Assim se lança o clássico do próximo sábado no Dragão neste DESTINOS. A falar do Benfica e do FC Porto da primeira década do século XXI, com um avançado que foi desafortunado dos dois lados da barricada.
Sokota não merecia tamanha provação. «Eh pá, ainda hoje peço desculpa a todos. O Benfica e o FC Porto mereciam mais de mim.»
SOKOTA NO CAMPEONATO NACIONAL:
. Benfica
. 2001/2002: 7 jogos/2 golos (4º lugar)
. 2002/2003: 13 jogos/4 golos (2º lugar)
. 2003/2004: 29 jogos/11 golos (2º lugar)
. 2004/2005: 11 jogos/4 golos (Campeão)
. FC Porto
. 2005/2006: 2 jogos/sem golos (Campeão)
. 2006/2007: 1 jogo/sem golos (Campeão)
TOTAL: 63 jogos/21 golos
TROFÉUS: três Campeonatos Nacionais e duas Taças de Portugal
Maisfutebol – No sábado temos um FC Porto-Benfica. O Sokota teve o privilégio de vestir essas duas camisolas.

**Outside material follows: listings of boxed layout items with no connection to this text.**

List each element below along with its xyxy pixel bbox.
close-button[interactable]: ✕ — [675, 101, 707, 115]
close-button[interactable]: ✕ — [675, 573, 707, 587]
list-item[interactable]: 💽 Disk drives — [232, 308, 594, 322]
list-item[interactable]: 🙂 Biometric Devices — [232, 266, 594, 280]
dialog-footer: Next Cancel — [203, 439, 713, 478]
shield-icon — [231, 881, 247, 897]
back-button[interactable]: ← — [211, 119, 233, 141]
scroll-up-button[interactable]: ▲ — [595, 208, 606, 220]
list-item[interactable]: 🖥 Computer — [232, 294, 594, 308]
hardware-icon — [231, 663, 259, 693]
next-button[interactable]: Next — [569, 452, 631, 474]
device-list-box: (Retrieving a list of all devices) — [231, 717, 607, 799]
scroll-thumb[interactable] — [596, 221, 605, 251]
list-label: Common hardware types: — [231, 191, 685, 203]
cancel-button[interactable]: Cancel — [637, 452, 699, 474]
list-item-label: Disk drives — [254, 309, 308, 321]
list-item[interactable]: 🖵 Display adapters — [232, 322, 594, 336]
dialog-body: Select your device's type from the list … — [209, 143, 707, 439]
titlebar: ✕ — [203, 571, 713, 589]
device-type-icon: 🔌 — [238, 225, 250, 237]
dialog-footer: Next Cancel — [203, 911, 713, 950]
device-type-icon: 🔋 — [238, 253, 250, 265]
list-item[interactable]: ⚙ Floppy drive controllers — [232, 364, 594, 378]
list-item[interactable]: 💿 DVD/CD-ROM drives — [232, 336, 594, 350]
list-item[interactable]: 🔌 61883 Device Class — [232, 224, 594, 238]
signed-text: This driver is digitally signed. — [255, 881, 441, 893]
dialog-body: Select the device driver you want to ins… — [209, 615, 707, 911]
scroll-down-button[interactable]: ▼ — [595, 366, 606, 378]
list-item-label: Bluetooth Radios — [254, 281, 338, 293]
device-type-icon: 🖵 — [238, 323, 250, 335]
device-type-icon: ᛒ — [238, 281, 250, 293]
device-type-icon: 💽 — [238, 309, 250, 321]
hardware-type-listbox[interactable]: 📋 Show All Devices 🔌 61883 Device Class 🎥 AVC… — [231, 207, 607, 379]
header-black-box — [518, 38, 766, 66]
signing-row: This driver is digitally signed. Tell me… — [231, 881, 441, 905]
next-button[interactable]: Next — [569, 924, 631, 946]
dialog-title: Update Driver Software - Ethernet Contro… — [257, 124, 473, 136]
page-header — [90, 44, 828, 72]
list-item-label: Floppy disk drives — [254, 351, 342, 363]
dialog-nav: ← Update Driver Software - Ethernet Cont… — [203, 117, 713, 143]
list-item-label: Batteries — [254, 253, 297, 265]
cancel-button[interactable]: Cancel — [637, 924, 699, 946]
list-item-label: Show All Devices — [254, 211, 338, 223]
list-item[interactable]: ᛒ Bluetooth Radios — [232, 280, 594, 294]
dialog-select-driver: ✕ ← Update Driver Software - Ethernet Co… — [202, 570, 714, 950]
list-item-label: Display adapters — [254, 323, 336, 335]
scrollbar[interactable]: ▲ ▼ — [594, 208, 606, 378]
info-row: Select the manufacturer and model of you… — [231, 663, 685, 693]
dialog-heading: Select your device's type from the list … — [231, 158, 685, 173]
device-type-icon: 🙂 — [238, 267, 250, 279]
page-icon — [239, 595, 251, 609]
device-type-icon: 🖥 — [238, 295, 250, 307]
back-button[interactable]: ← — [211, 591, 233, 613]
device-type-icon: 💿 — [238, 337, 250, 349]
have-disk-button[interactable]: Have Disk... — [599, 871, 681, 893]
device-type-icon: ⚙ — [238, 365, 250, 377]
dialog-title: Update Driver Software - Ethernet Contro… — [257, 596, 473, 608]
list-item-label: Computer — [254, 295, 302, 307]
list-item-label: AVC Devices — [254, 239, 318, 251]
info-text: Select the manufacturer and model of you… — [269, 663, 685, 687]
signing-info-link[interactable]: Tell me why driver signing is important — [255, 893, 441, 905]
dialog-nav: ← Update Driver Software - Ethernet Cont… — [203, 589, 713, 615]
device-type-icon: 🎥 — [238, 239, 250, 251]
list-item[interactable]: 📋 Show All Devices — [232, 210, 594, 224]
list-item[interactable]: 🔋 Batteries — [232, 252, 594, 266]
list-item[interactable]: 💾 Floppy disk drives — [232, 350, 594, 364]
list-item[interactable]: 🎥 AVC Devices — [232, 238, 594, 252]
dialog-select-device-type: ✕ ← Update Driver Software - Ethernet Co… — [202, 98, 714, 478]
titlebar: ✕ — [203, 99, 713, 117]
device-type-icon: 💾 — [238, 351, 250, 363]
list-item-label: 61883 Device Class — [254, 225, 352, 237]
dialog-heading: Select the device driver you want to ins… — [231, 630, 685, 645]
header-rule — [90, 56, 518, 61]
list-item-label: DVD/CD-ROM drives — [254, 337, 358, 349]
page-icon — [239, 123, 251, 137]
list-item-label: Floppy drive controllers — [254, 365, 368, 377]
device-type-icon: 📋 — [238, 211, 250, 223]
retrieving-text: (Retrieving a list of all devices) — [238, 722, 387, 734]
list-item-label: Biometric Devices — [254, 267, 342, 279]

Tomo Sokota – Digo sempre que sou um caso raro. Consegui ser infeliz no Benfica e no FC Porto.
MF – Por culpa das lesões?
TS – Por culpa das malditas lesões. Tive muito azar. Até aos 24 anos nunca sofri nenhum problema físico. Em Portugal… foi muito mau. Tenho vontade de pedir desculpas aos adeptos e aos dirigentes do Benfica e do FC Porto. Nunca quis falar muito sobre isto, mas está na altura. Tenho de desabafar, de tirar isto de dentro de mim.
MF – Conseguiu perceber a origem de tantos problemas nos joelhos e nos tendões de Aquiles?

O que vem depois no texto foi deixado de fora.